Further, in some embodiments of the acoustic electronic stethoscope 10 as disclosed in FIG. 15, comprises at least three electrodes 73 facilitating measurement of body sounds of the patient, wherein the electrodes 73 are adapted to contact the skin of the patient and measure the electrical signals from the body of the patient, wherein the wireless communication device is adapted to transmit the Electrocardiogram (ECG) waveform and process the Electrocardiogram (ECG) waveform for the additional information related to the Electrocardiogram (ECG). Further, the electrodes 73 include metal contacts made of silver, and further contains the disposable pad such as tabs and are located on extendable arms, according to an embodiment of the invention.

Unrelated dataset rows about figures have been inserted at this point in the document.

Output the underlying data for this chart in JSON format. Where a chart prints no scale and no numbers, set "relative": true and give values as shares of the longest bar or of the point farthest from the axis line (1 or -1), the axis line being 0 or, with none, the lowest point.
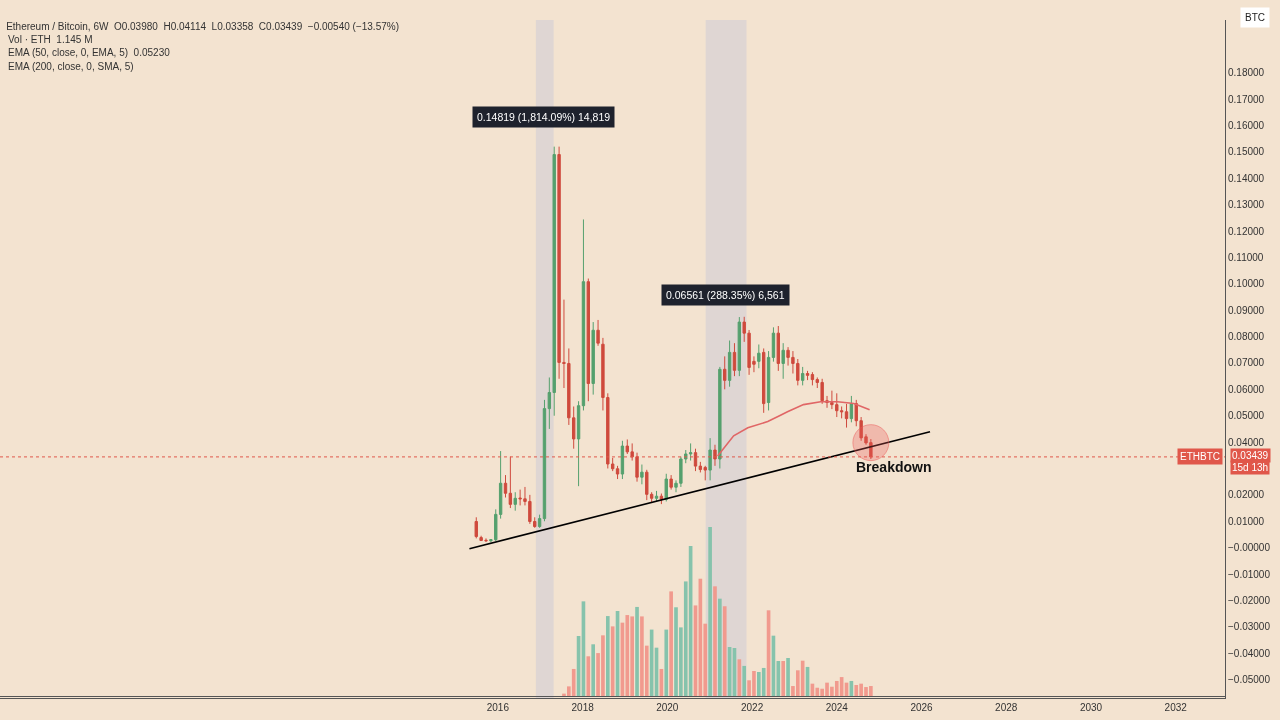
{
  "chart_data": [
    {
      "type": "candlestick",
      "title": "Ethereum / Bitcoin, 6W  O0.03980  H0.04114  L0.03358  C0.03439  −0.00540 (−13.57%)",
      "ylabel": "BTC",
      "x": [
        "2015-06-29",
        "2015-08-10",
        "2015-09-21",
        "2015-11-02",
        "2015-12-14",
        "2016-01-25",
        "2016-03-07",
        "2016-04-18",
        "2016-05-30",
        "2016-07-11",
        "2016-08-22",
        "2016-10-03",
        "2016-11-14",
        "2016-12-26",
        "2017-02-06",
        "2017-03-20",
        "2017-05-01",
        "2017-06-12",
        "2017-07-24",
        "2017-09-04",
        "2017-10-16",
        "2017-11-27",
        "2018-01-08",
        "2018-02-19",
        "2018-04-02",
        "2018-05-14",
        "2018-06-25",
        "2018-08-06",
        "2018-09-17",
        "2018-10-29",
        "2018-12-10",
        "2019-01-21",
        "2019-03-04",
        "2019-04-15",
        "2019-05-27",
        "2019-07-08",
        "2019-08-19",
        "2019-09-30",
        "2019-11-11",
        "2019-12-23",
        "2020-02-03",
        "2020-03-16",
        "2020-04-27",
        "2020-06-08",
        "2020-07-20",
        "2020-08-31",
        "2020-10-12",
        "2020-11-23",
        "2021-01-04",
        "2021-02-15",
        "2021-03-29",
        "2021-05-10",
        "2021-06-21",
        "2021-08-02",
        "2021-09-13",
        "2021-10-25",
        "2021-12-06",
        "2022-01-17",
        "2022-02-28",
        "2022-04-11",
        "2022-05-23",
        "2022-07-04",
        "2022-08-15",
        "2022-09-26",
        "2022-11-07",
        "2022-12-19",
        "2023-01-30",
        "2023-03-13",
        "2023-04-24",
        "2023-06-05",
        "2023-07-17",
        "2023-08-28",
        "2023-10-09",
        "2023-11-20",
        "2024-01-01",
        "2024-02-12",
        "2024-03-25",
        "2024-05-06",
        "2024-06-17",
        "2024-07-29",
        "2024-09-09",
        "2024-10-21"
      ],
      "ohlc": [
        [
          0.0099,
          0.0115,
          0.0035,
          0.0042
        ],
        [
          0.0038,
          0.0045,
          0.0025,
          0.0027
        ],
        [
          0.0028,
          0.0035,
          0.0022,
          0.0026
        ],
        [
          0.0026,
          0.0032,
          0.002,
          0.003
        ],
        [
          0.003,
          0.0145,
          0.0025,
          0.0126
        ],
        [
          0.0126,
          0.0366,
          0.011,
          0.0244
        ],
        [
          0.0244,
          0.0275,
          0.019,
          0.0206
        ],
        [
          0.0206,
          0.0345,
          0.015,
          0.0164
        ],
        [
          0.0164,
          0.021,
          0.014,
          0.0187
        ],
        [
          0.0188,
          0.022,
          0.016,
          0.0185
        ],
        [
          0.0185,
          0.023,
          0.016,
          0.0175
        ],
        [
          0.0175,
          0.02,
          0.009,
          0.0099
        ],
        [
          0.0099,
          0.0115,
          0.0075,
          0.008
        ],
        [
          0.008,
          0.0125,
          0.0075,
          0.011
        ],
        [
          0.011,
          0.056,
          0.01,
          0.0527
        ],
        [
          0.0527,
          0.0645,
          0.045,
          0.0588
        ],
        [
          0.0588,
          0.152,
          0.05,
          0.149
        ],
        [
          0.149,
          0.152,
          0.064,
          0.0702
        ],
        [
          0.0702,
          0.094,
          0.0605,
          0.0698
        ],
        [
          0.0698,
          0.0755,
          0.0465,
          0.0492
        ],
        [
          0.0492,
          0.0535,
          0.0375,
          0.0412
        ],
        [
          0.0412,
          0.0555,
          0.0233,
          0.0538
        ],
        [
          0.0538,
          0.1244,
          0.052,
          0.1008
        ],
        [
          0.1008,
          0.102,
          0.0555,
          0.0622
        ],
        [
          0.0622,
          0.0855,
          0.058,
          0.0824
        ],
        [
          0.0824,
          0.0863,
          0.0765,
          0.0775
        ],
        [
          0.0771,
          0.0795,
          0.052,
          0.0569
        ],
        [
          0.0569,
          0.0585,
          0.03,
          0.0317
        ],
        [
          0.0317,
          0.034,
          0.029,
          0.0299
        ],
        [
          0.0299,
          0.031,
          0.026,
          0.0279
        ],
        [
          0.0279,
          0.0405,
          0.026,
          0.0385
        ],
        [
          0.0385,
          0.041,
          0.0355,
          0.0363
        ],
        [
          0.0363,
          0.0395,
          0.033,
          0.0344
        ],
        [
          0.0344,
          0.036,
          0.025,
          0.0267
        ],
        [
          0.0267,
          0.0315,
          0.024,
          0.0286
        ],
        [
          0.0286,
          0.0295,
          0.018,
          0.0202
        ],
        [
          0.0202,
          0.021,
          0.017,
          0.0187
        ],
        [
          0.0187,
          0.0215,
          0.0175,
          0.0195
        ],
        [
          0.0195,
          0.0205,
          0.0165,
          0.0183
        ],
        [
          0.0183,
          0.028,
          0.0175,
          0.026
        ],
        [
          0.026,
          0.0275,
          0.022,
          0.0229
        ],
        [
          0.0229,
          0.0255,
          0.021,
          0.0244
        ],
        [
          0.0244,
          0.0345,
          0.023,
          0.0336
        ],
        [
          0.0336,
          0.037,
          0.032,
          0.0355
        ],
        [
          0.0355,
          0.0395,
          0.033,
          0.036
        ],
        [
          0.036,
          0.0375,
          0.029,
          0.0309
        ],
        [
          0.0309,
          0.0325,
          0.0285,
          0.0296
        ],
        [
          0.0304,
          0.031,
          0.0255,
          0.0294
        ],
        [
          0.0294,
          0.0415,
          0.0255,
          0.037
        ],
        [
          0.037,
          0.039,
          0.031,
          0.0336
        ],
        [
          0.0336,
          0.0685,
          0.03,
          0.0676
        ],
        [
          0.0676,
          0.0725,
          0.06,
          0.0634
        ],
        [
          0.0634,
          0.0785,
          0.061,
          0.074
        ],
        [
          0.074,
          0.0775,
          0.065,
          0.0672
        ],
        [
          0.0672,
          0.0874,
          0.065,
          0.0855
        ],
        [
          0.0855,
          0.0875,
          0.078,
          0.0813
        ],
        [
          0.0813,
          0.0825,
          0.0655,
          0.0683
        ],
        [
          0.0706,
          0.0725,
          0.0665,
          0.0695
        ],
        [
          0.0706,
          0.077,
          0.068,
          0.0737
        ],
        [
          0.074,
          0.0755,
          0.0511,
          0.0546
        ],
        [
          0.055,
          0.0745,
          0.052,
          0.0721
        ],
        [
          0.0721,
          0.0835,
          0.0705,
          0.0813
        ],
        [
          0.0813,
          0.084,
          0.067,
          0.0698
        ],
        [
          0.0698,
          0.0775,
          0.064,
          0.0748
        ],
        [
          0.0748,
          0.076,
          0.069,
          0.0721
        ],
        [
          0.0721,
          0.0745,
          0.066,
          0.0698
        ],
        [
          0.0698,
          0.0715,
          0.0615,
          0.0634
        ],
        [
          0.0634,
          0.0685,
          0.0615,
          0.066
        ],
        [
          0.066,
          0.067,
          0.0635,
          0.0653
        ],
        [
          0.0656,
          0.0665,
          0.0615,
          0.0637
        ],
        [
          0.0637,
          0.0645,
          0.0605,
          0.0626
        ],
        [
          0.0626,
          0.064,
          0.0545,
          0.0557
        ],
        [
          0.0557,
          0.0575,
          0.053,
          0.055
        ],
        [
          0.055,
          0.0595,
          0.0525,
          0.0542
        ],
        [
          0.0542,
          0.0585,
          0.0495,
          0.0519
        ],
        [
          0.0519,
          0.0535,
          0.049,
          0.0515
        ],
        [
          0.0515,
          0.0545,
          0.0455,
          0.0489
        ],
        [
          0.0489,
          0.0575,
          0.0475,
          0.0546
        ],
        [
          0.0546,
          0.056,
          0.046,
          0.0481
        ],
        [
          0.0481,
          0.0495,
          0.0405,
          0.0416
        ],
        [
          0.042,
          0.043,
          0.039,
          0.0397
        ],
        [
          0.0398,
          0.04114,
          0.03358,
          0.03439
        ]
      ],
      "series": [
        {
          "type": "line",
          "color": "#e06666",
          "x": [
            "2021-03-10",
            "2021-07-26",
            "2021-11-25",
            "2022-05-16",
            "2022-09-03",
            "2022-11-02",
            "2023-03-20",
            "2023-08-15",
            "2024-01-08",
            "2024-05-27",
            "2024-10-10"
          ],
          "values": [
            0.0347,
            0.0424,
            0.0454,
            0.0478,
            0.0502,
            0.0515,
            0.0542,
            0.0553,
            0.0553,
            0.0546,
            0.0523
          ]
        },
        {
          "type": "line",
          "color": "#000000",
          "x": [
            "2015-05-01",
            "2026-03-15"
          ],
          "values": [
            -0.0004,
            0.0439
          ]
        }
      ],
      "annotations": [
        "Vol · ETH  1.145 M",
        "EMA (50, close, 0, EMA, 5)  0.05230",
        "EMA (200, close, 0, SMA, 5)",
        "0.14819 (1,814.09%) 14,819",
        "0.06561 (288.35%) 6,561",
        "Breakdown",
        "0.03439",
        "15d 13h"
      ],
      "ref_lines": [
        {
          "axis": "y",
          "value": 0.03439,
          "label": "ETHBTC",
          "color": "#e0574a",
          "line_style": "dotted"
        }
      ],
      "bands": [
        {
          "axis": "x",
          "from": "2016-11-24",
          "to": "2017-04-26",
          "color": "#b9bedb"
        },
        {
          "axis": "x",
          "from": "2020-11-27",
          "to": "2021-11-14",
          "color": "#b9bedb"
        }
      ],
      "xlim": [
        "2004-04-01",
        "2033-03-01"
      ],
      "xticks": [
        "2016",
        "2018",
        "2020",
        "2022",
        "2024",
        "2026",
        "2028",
        "2030",
        "2032"
      ],
      "ylim": [
        -0.057,
        0.2
      ],
      "yticks": [
        {
          "value": -0.05,
          "label": "−0.05000"
        },
        {
          "value": -0.04,
          "label": "−0.04000"
        },
        {
          "value": -0.03,
          "label": "−0.03000"
        },
        {
          "value": -0.02,
          "label": "−0.02000"
        },
        {
          "value": -0.01,
          "label": "−0.01000"
        },
        {
          "value": 0,
          "label": "−0.00000"
        },
        {
          "value": 0.01,
          "label": "0.01000"
        },
        {
          "value": 0.02,
          "label": "0.02000"
        },
        {
          "value": 0.04,
          "label": "0.04000"
        },
        {
          "value": 0.05,
          "label": "0.05000"
        },
        {
          "value": 0.06,
          "label": "0.06000"
        },
        {
          "value": 0.07,
          "label": "0.07000"
        },
        {
          "value": 0.08,
          "label": "0.08000"
        },
        {
          "value": 0.09,
          "label": "0.09000"
        },
        {
          "value": 0.1,
          "label": "0.10000"
        },
        {
          "value": 0.11,
          "label": "0.11000"
        },
        {
          "value": 0.12,
          "label": "0.12000"
        },
        {
          "value": 0.13,
          "label": "0.13000"
        },
        {
          "value": 0.14,
          "label": "0.14000"
        },
        {
          "value": 0.15,
          "label": "0.15000"
        },
        {
          "value": 0.16,
          "label": "0.16000"
        },
        {
          "value": 0.17,
          "label": "0.17000"
        },
        {
          "value": 0.18,
          "label": "0.18000"
        }
      ]
    },
    {
      "type": "bar",
      "relative": true,
      "tick_labels": false,
      "xlim": [
        "2004-04-01",
        "2033-03-01"
      ],
      "xticks": [
        "2016",
        "2018",
        "2020",
        "2022",
        "2024",
        "2026",
        "2028",
        "2030",
        "2032"
      ],
      "x": [
        "2017-07-24",
        "2017-09-04",
        "2017-10-16",
        "2017-11-27",
        "2018-01-08",
        "2018-02-19",
        "2018-04-02",
        "2018-05-14",
        "2018-06-25",
        "2018-08-06",
        "2018-09-17",
        "2018-10-29",
        "2018-12-10",
        "2019-01-21",
        "2019-03-04",
        "2019-04-15",
        "2019-05-27",
        "2019-07-08",
        "2019-08-19",
        "2019-09-30",
        "2019-11-11",
        "2019-12-23",
        "2020-02-03",
        "2020-03-16",
        "2020-04-27",
        "2020-06-08",
        "2020-07-20",
        "2020-08-31",
        "2020-10-12",
        "2020-11-23",
        "2021-01-04",
        "2021-02-15",
        "2021-03-29",
        "2021-05-10",
        "2021-06-21",
        "2021-08-02",
        "2021-09-13",
        "2021-10-25",
        "2021-12-06",
        "2022-01-17",
        "2022-02-28",
        "2022-04-11",
        "2022-05-23",
        "2022-07-04",
        "2022-08-15",
        "2022-09-26",
        "2022-11-07",
        "2022-12-19",
        "2023-01-30",
        "2023-03-13",
        "2023-04-24",
        "2023-06-05",
        "2023-07-17",
        "2023-08-28",
        "2023-10-09",
        "2023-11-20",
        "2024-01-01",
        "2024-02-12",
        "2024-03-25",
        "2024-05-06",
        "2024-06-17",
        "2024-07-29",
        "2024-09-09",
        "2024-10-21"
      ],
      "values": [
        0.014,
        0.057,
        0.16,
        0.355,
        0.56,
        0.235,
        0.306,
        0.254,
        0.359,
        0.473,
        0.412,
        0.503,
        0.434,
        0.479,
        0.471,
        0.527,
        0.471,
        0.298,
        0.393,
        0.286,
        0.16,
        0.393,
        0.619,
        0.525,
        0.406,
        0.678,
        0.888,
        0.536,
        0.694,
        0.428,
        1,
        0.649,
        0.576,
        0.531,
        0.29,
        0.284,
        0.217,
        0.178,
        0.093,
        0.148,
        0.142,
        0.166,
        0.507,
        0.357,
        0.207,
        0.207,
        0.225,
        0.059,
        0.152,
        0.209,
        0.172,
        0.073,
        0.049,
        0.043,
        0.079,
        0.055,
        0.089,
        0.112,
        0.079,
        0.089,
        0.065,
        0.073,
        0.053,
        0.059
      ],
      "colors": [
        "#f19a8e",
        "#f19a8e",
        "#f19a8e",
        "#86c3ac",
        "#86c3ac",
        "#f19a8e",
        "#86c3ac",
        "#f19a8e",
        "#f19a8e",
        "#86c3ac",
        "#f19a8e",
        "#86c3ac",
        "#f19a8e",
        "#f19a8e",
        "#f19a8e",
        "#86c3ac",
        "#f19a8e",
        "#f19a8e",
        "#86c3ac",
        "#86c3ac",
        "#f19a8e",
        "#86c3ac",
        "#f19a8e",
        "#86c3ac",
        "#86c3ac",
        "#86c3ac",
        "#86c3ac",
        "#f19a8e",
        "#f19a8e",
        "#f19a8e",
        "#86c3ac",
        "#f19a8e",
        "#86c3ac",
        "#f19a8e",
        "#86c3ac",
        "#86c3ac",
        "#f19a8e",
        "#86c3ac",
        "#f19a8e",
        "#f19a8e",
        "#86c3ac",
        "#86c3ac",
        "#f19a8e",
        "#86c3ac",
        "#86c3ac",
        "#f19a8e",
        "#86c3ac",
        "#f19a8e",
        "#f19a8e",
        "#f19a8e",
        "#86c3ac",
        "#f19a8e",
        "#f19a8e",
        "#f19a8e",
        "#f19a8e",
        "#f19a8e",
        "#f19a8e",
        "#f19a8e",
        "#f19a8e",
        "#86c3ac",
        "#f19a8e",
        "#f19a8e",
        "#f19a8e",
        "#f19a8e"
      ]
    }
  ]
}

Additionally, the electronic microscope 10 comprises power saving mechanism such as sleep time implementation on the sensors such as pressure sensor or capacitive touch sensor, according to an embodiment of the invention, wherein implementing a sleep time for the sensors reduces the power consumption when the electronic stethoscope 10 is not in use. The reduction in power consumption is achieved by maintaining the electronic stethoscope 10 in a low-power or sleep mode during periods of inactivity, and transitioning the device to an active operational state upon detection of pressure or touch input. In some embodiments, a pressure sensor is employed to facilitate activation of the electronic stethoscope 10. Upon detection of the pressure by the pressure sensor, the signal is transmitted to the microcontroller, which in turn activates the electronic stethoscope 10, rendering it ready to capture the audio. This configuration enables efficient power management while ensuring immediate responsiveness when user interaction is detected. Subsequently, in case of no activity for a preset duration of time, for example: 5 minutes, the electronic stethoscope 10 returns to sleep mode.

According to some embodiments of the invention, the capacitive touch sensor is also used with the electronic stethoscope 10, wherein the electronic stethoscope 10 gets activated upon coming in contact with a user or when a user touches the stethoscope. In sleep mode, the components of the electronic stethoscope 10 remain in sleep mode whereas the capacitive touch sensor is always activated, monitoring the touch. When touch is detected, a triggering mechanism activates the microcontroller, and the electronic stethoscope 10 is activated and is ready to use. In case where touch is not detected, the electronic stethoscope 10 remains in sleep mode. According to some embodiments of the invention, the accelerometer and the capacitive touch sensor are used in combination, thus enabling motion detection and touch detection for smarter wake-up mechanism.